In the Famicom version it's pretty clear that he's an SD cute version of Dracula. There is only one thing that could be interpreted otherwise and that's the part in the manual where he says he wears "pop's cape", but using this to try to pretend he's Dracula's son would be dismissing the overwhelming evidence of the contrary and would be forgetting to consider that Dracula had a dad too.

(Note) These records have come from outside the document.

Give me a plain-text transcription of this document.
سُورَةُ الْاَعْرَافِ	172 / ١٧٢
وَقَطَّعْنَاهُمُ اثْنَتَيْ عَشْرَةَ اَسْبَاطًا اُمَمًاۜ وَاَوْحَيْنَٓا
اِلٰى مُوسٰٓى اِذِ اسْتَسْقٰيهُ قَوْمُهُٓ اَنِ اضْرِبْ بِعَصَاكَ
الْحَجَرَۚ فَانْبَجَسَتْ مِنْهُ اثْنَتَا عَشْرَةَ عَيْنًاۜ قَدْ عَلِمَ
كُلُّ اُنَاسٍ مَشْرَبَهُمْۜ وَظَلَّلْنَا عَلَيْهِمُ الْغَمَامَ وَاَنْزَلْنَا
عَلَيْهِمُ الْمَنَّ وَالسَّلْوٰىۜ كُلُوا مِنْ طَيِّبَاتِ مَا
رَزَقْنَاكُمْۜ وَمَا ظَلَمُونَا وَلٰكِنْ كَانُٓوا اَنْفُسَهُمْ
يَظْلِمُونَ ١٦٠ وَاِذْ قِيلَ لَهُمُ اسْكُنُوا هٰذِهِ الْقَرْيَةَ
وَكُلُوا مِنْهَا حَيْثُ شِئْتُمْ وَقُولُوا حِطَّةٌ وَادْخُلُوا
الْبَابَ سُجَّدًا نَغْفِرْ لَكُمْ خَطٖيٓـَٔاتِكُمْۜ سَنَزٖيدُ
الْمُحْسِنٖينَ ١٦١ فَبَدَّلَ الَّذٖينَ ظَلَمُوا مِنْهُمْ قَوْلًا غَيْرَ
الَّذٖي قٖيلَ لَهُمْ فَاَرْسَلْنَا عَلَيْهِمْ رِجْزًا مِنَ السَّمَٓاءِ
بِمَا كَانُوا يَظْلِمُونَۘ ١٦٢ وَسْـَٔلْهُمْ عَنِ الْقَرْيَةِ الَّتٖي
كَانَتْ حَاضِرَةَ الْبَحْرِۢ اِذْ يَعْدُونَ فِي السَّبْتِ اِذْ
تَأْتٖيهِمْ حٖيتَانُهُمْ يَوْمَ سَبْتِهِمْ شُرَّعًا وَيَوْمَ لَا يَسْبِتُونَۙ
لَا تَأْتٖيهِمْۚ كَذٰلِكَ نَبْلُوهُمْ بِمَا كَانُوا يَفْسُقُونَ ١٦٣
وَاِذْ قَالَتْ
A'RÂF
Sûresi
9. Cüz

Now the Game Boy version released internationally is where things get more complicated and where I believe they changed the character's role, but before I talk about that I need to make sure of something and see if I can track down the manual in different languages; in short I'm wondering if the US version didn't change the story and turned "Kid Dracula" into "Dracula's Kid" because they didn't know how to translate the concept of SD characters. Though if that's not the translation doing that the devs clearly changed the character and if someone think I'm reaching with that, I'll refer him to the GGCX interview of Iga saying that the Castlevania series had no overseeing quality control and every individual dev team just did whatever they wanted.